Advanced lighting question--spectrum, tank depths, intensity, and T5's.

babyblues71

New member
I was doing a little reading on the absorption rate of certain colors once they hit the ocean. According to one web site, these were the following depths at which certain colors were absorbed…

Absorption depth

Color Depth
Red 5 m
Orange 15m
Yellow 30m
Green 60m
Blue 75m
Indigo 85m
Violet 100m

If this is, in fact true, since we obviously can’t recreate depth with our tanks since, even at 5 meters, that’s equivalent to 16.4 feet or so, should we be concentrating more on the intensity of one color over another within the shallow depths that we have? And wouldn’t it be a heck of a lot easier to do if bulb manufacturers were somehow able to give us color percentages as opposed to hard to read color charts?

For example, although I may be wrong, it looks as though, since the violet range (420NM peak?) gets absorbed at 100 meters and the blue (460NM peak?) at 75 meters, can we assume that violet packs a 33.3% more powerful punch than blue? And if we compare the blue wavelength to, as an example, the green, it seems to be 25% more powerful than green, 150% more powerful than yellow, 400% more powerful than orange, and 1,400% more powerful than red. Just playing around with a few numbers….if this was, in fact, true, and we started basing our T5 choices, as an example, on bulb intensity differences as found in the wild as opposed to “completely equal color distributions” or “1/2 and ½”, wouldn’t this make more sense in our limited tank depths? Curious---I’m sure I’ll have many people verbally wanting to blow me away on this theory, but hey, it’s just a random thought….

Brent
 
I think it would be useful to have bulbs designed to simulate the light wavelengths present at different depths rather than doing it by kelvins. If this were possible a 30m bulb would be green blue indigo and violet at the proportions present in nature.

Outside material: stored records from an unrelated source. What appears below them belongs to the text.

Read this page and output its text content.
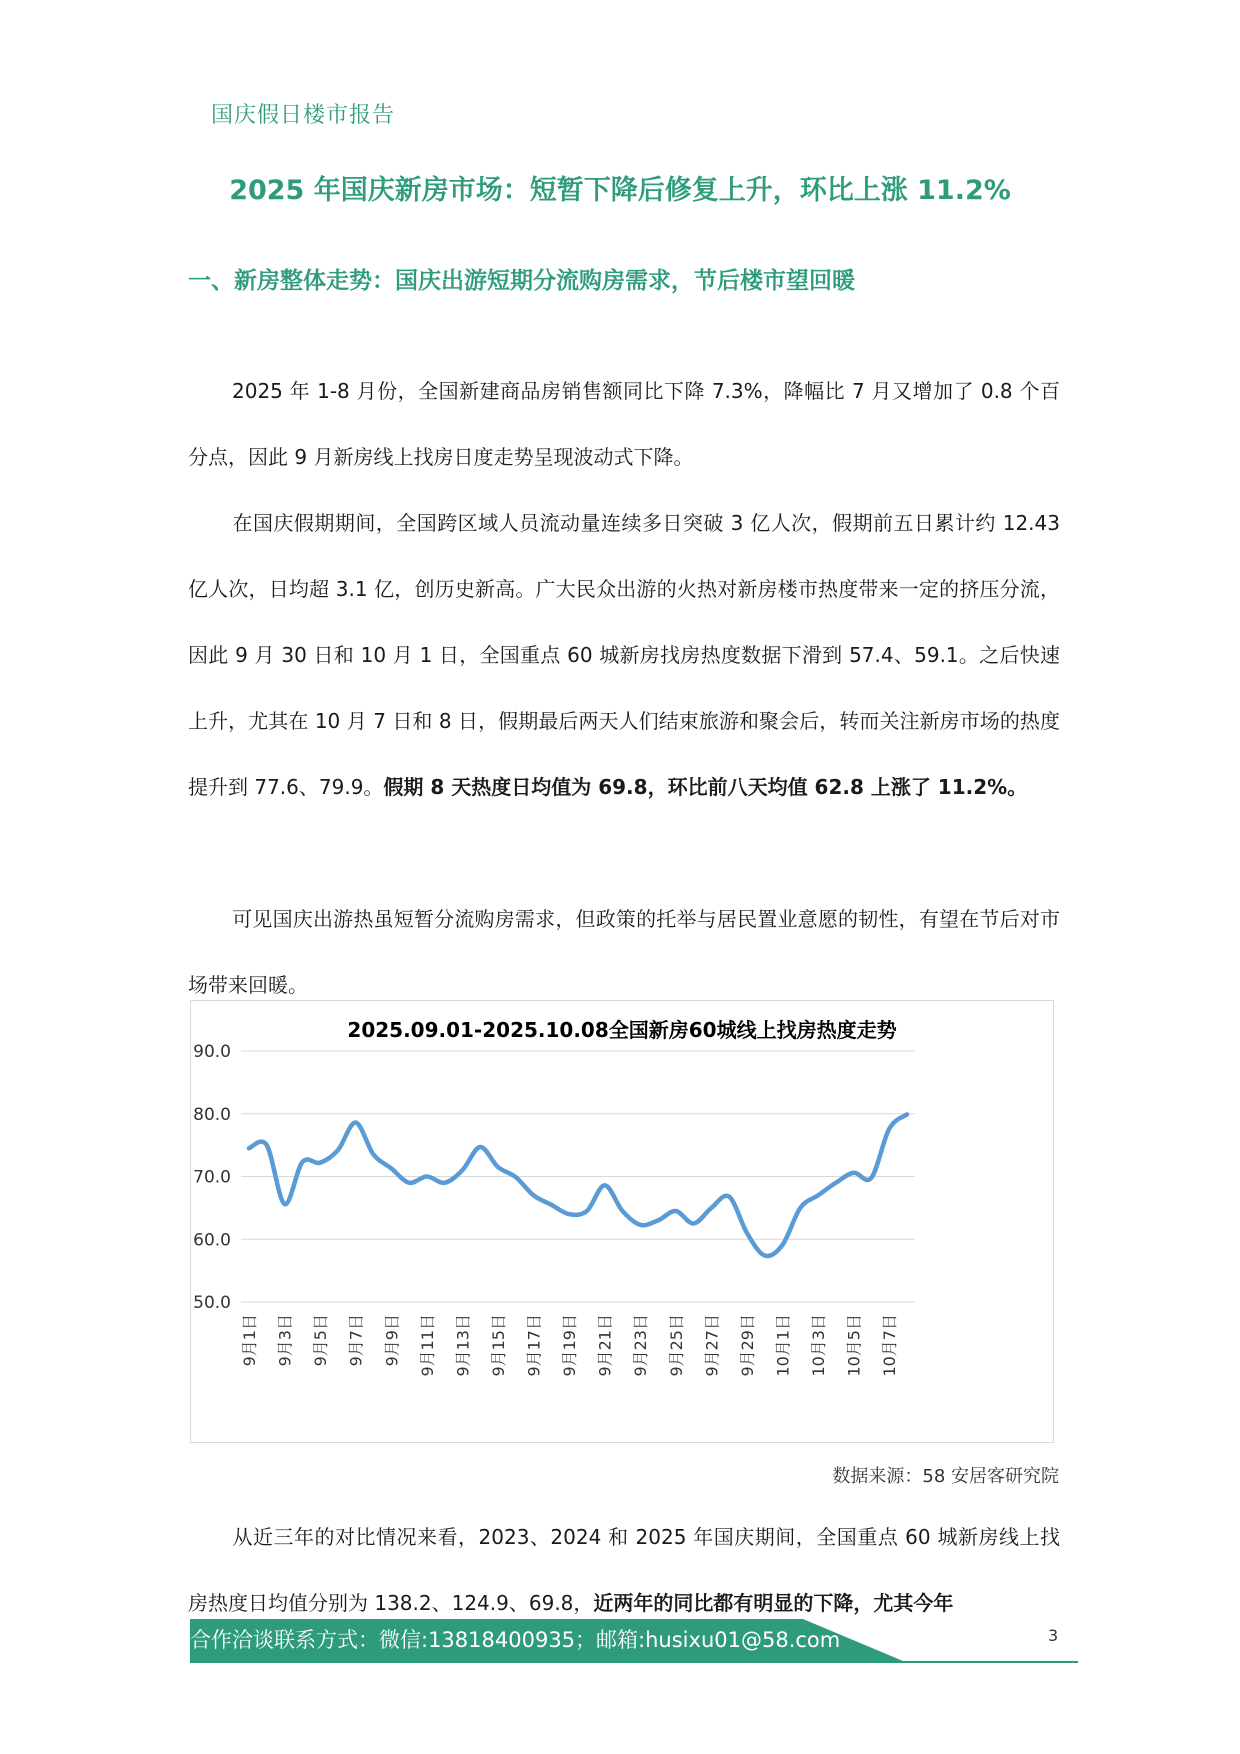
国庆假日楼市报告
2025 年国庆新房市场：短暂下降后修复上升，环比上涨 11.2%
一、新房整体走势：国庆出游短期分流购房需求，节后楼市望回暖
2025 年 1-8 月份，全国新建商品房销售额同比下降 7.3%，降幅比 7 月又增加了 0.8 个百分点，因此 9 月新房线上找房日度走势呈现波动式下降。
在国庆假期期间，全国跨区域人员流动量连续多日突破 3 亿人次，假期前五日累计约 12.43 亿人次，日均超 3.1 亿，创历史新高。广大民众出游的火热对新房楼市热度带来一定的挤压分流，因此 9 月 30 日和 10 月 1 日，全国重点 60 城新房找房热度数据下滑到 57.4、59.1。之后快速上升，尤其在 10 月 7 日和 8 日，假期最后两天人们结束旅游和聚会后，转而关注新房市场的热度提升到 77.6、79.9。假期 8 天热度日均值为 69.8，环比前八天均值 62.8 上涨了 11.2%。
可见国庆出游热虽短暂分流购房需求，但政策的托举与居民置业意愿的韧性，有望在节后对市场带来回暖。
2025.09.01-2025.10.08全国新房60城线上找房热度走势
90.0
80.0
70.0
60.0
50.0
9月1日 9月3日 9月5日 9月7日 9月9日 9月11日 9月13日 9月15日 9月17日 9月19日 9月21日 9月23日 9月25日 9月27日 9月29日 10月1日 10月3日 10月5日 10月7日
数据来源：58 安居客研究院
从近三年的对比情况来看，2023、2024 和 2025 年国庆期间，全国重点 60 城新房线上找房热度日均值分别为 138.2、124.9、69.8，近两年的同比都有明显的下降，尤其今年
合作洽谈联系方式：微信:13818400935；邮箱:husixu01@58.com	3
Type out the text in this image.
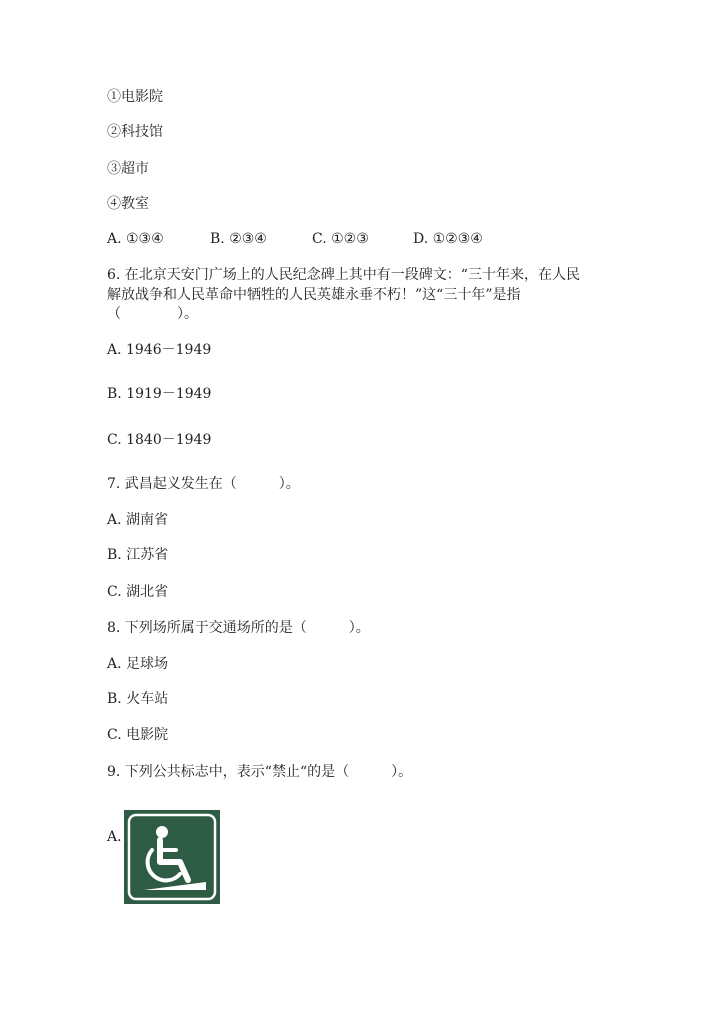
①电影院
②科技馆
③超市
④教室
A. ①③④	B. ②③④	C. ①②③	D. ①②③④
6. 在北京天安门广场上的人民纪念碑上其中有一段碑文：“三十年来，在人民
解放战争和人民革命中牺牲的人民英雄永垂不朽！”这“三十年”是指
（　　　　）。
A. 1946－1949
B. 1919－1949
C. 1840－1949
7. 武昌起义发生在（　　　）。
A. 湖南省
B. 江苏省
C. 湖北省
8. 下列场所属于交通场所的是（　　　）。
A. 足球场
B. 火车站
C. 电影院
9. 下列公共标志中，表示“禁止“的是（　　　）。
A.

The problem comes from the fact that the sun has a very continuous spectrum while fluorescents and halides do not (which depends on the elements used to make the bulb). With incomplete spectra, it is hard to develop bulbs without red, orange or yellow while having sufficient green blue and etc to emulate 30m.

Look at the relationship between water depth and wavelength of each color rather than focusing on power.
 
Oh, I agree. If we could have specific bulbs available to us that would give us the correct proportions at different depths, reef keepers would have a much easier time determining what would be more beneficial for their systems. They could be called 5 meter bulbs, 10 meter bulbs 15 meter bulbs, etc., etc. and give us the correct percentage of certain wavelengths that corresponded to what was available at those depths. It might take a lot of the guesswork out if they somehow managed to be standardized like that one day. Speaking of the color spectrum, one interesting thing I did note while reading was that, according to new research, the reason we don't perceive the sky to be violet and, instead, blue, is because of the limitations of human sight as well as the way light is scattered to our "cones." In other words, since violet actually is more powerful and can, in turn, reach to lower depths than blue, the reason we see the ocean as blue might be the same reason we see the sky as blue. Because of our color limitations and the fact that light is being scattered a certain way by the environment. Which had me thinking--if this is the case, why is it, then, that when we put actinic 03's in our tanks, we can "see" the violet purplish spectrum, but in the ocean we cannot? Is it because this portion of the spectrum is scattered so much by the atmosphere, etc., but the same conditions aren't available in our tanks, which allows us to see this purplish hue when we "up" the violet portions in our tank? And, if more violet is apparent in nature, but we just can't see it because the atmosphere is messing with our limited sight capabilities, does this mean having tanks with a more purplish spectrum when compared to blue (Which, perhaps, should be second, not first) can actually be considered a good thing? I've constantly heard good things from reef keepers who used UVL's Super Actinic bulbs, which peak in the 420NM wavelength and are very purplish to look at, and now perhaps I'm beginning to see why this spectrum should be taken a closer look at. We all seem to want our tanks to "look" blue because that's how we see the ocean, but if the environment above the ocean and then "in" the ocean is messing with what is actually coming down from the sun and, in turn, messing with our human vision, perhaps we should take a second look at what spectrum color should be more prominent in our tanks.